O incômodo da Sra. Garganta, Joseph, foi preso mais tarde quando protestou contra o ataque. Ela disse que seu corpo foi pescado de um rio no dia seguinte. Seu rosto estava envolto em fita adesiva e seus órgãos genitais foram mutilados, disse ela.
A família Garganta logo se tornou o rosto da guerra às drogas de Duterte depois que os tablóides locais começaram a retratar o pai como um “grande traficante”, disse Garganta.
Os vizinhos ficaram em silêncio por medo de serem identificados como cúmplices. A Sra. Garganta, que estava se formando em administração de hotéis e restaurantes na época, abandonou a escola.
Mas em Silingan, ela encontrou alguma redenção.
Agora mãe de dois filhos pequenos, Garganta disse que seu único desejo é que as pessoas ouçam sua história e as das outras mulheres no café que procuram responsabilizar as autoridades pelos assassinatos. “Não tenho mais medo”, disse ela. “O público precisa saber a verdade.”
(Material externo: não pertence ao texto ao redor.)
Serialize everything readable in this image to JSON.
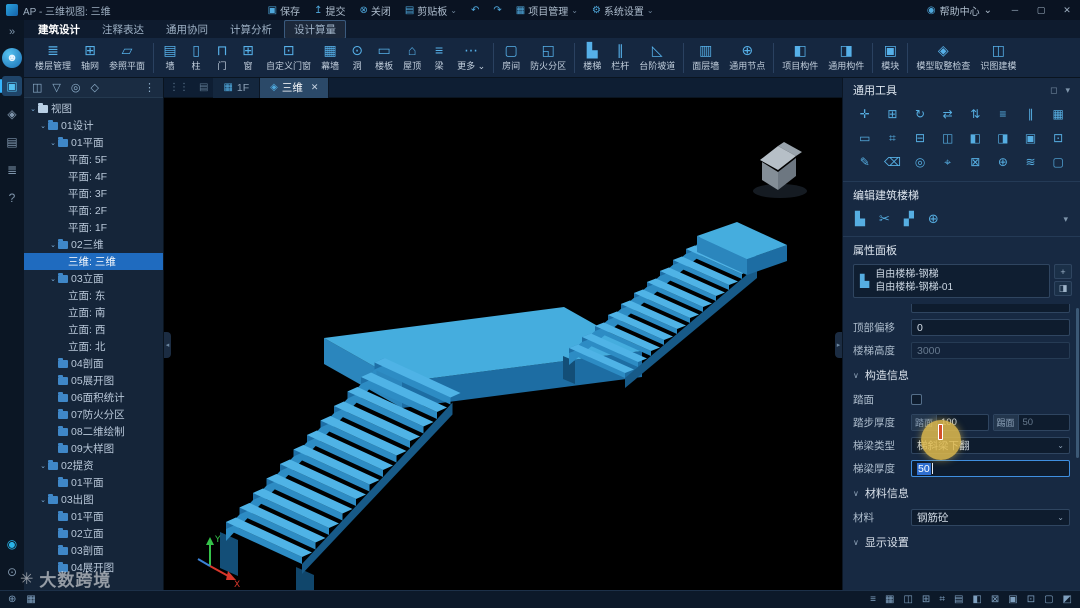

Duterte continua extremamente popular nas Filipinas e negou qualquer irregularidade na guerra às drogas. Ele insistiu que a violência era uma parte necessária de seu esforço para eliminar o flagelo do uso de drogas que aflige muitos filipinos pobres.
Mas a Comissão de Direitos Humanos local disse que dos quase 600 episódios analisados envolvendo execuções extrajudiciais relacionadas a drogas, quase todos mostraram sinais de crime por parte da polícia.
Muitas das vítimas foram mortas a tiros várias vezes, geralmente à queima-roupa, de acordo com a comissão. Eles também mostraram ferimentos por contusão e sinais de tortura.
As conclusões da comissão se assemelham às de grupos internacionais de direitos humanos, como a Human Rights Watch, que tem feito campanha para que Duterte seja investigado.
O Tribunal Penal Internacional disse que há evidências para mostrar que crimes contra a humanidade foram cometidos nas Filipinas sob o comando de Duterte, que retirou oficialmente o país do órgão internacional em 2019, depois de iniciar sua investigação preliminar sobre o assunto.
“Há pessoas que vêm aqui e nos dizem com raiva que apoiam Duterte”, disse Garganta, que foi uma das primeiras a participar de protestos de rua pedindo que Duterte seja investigado pelo TPI.
“Só fico quieto, porque não preciso envolvê-los. Eles têm suas próprias mentes.”
No entanto, com Duterte saindo no próximo mês, Garganta teme que ninguém seja punido pelos milhares de mortos nas Filipinas sem julgamento. “Tudo o que queremos é ter a chance de sermos ouvidos”, disse ela.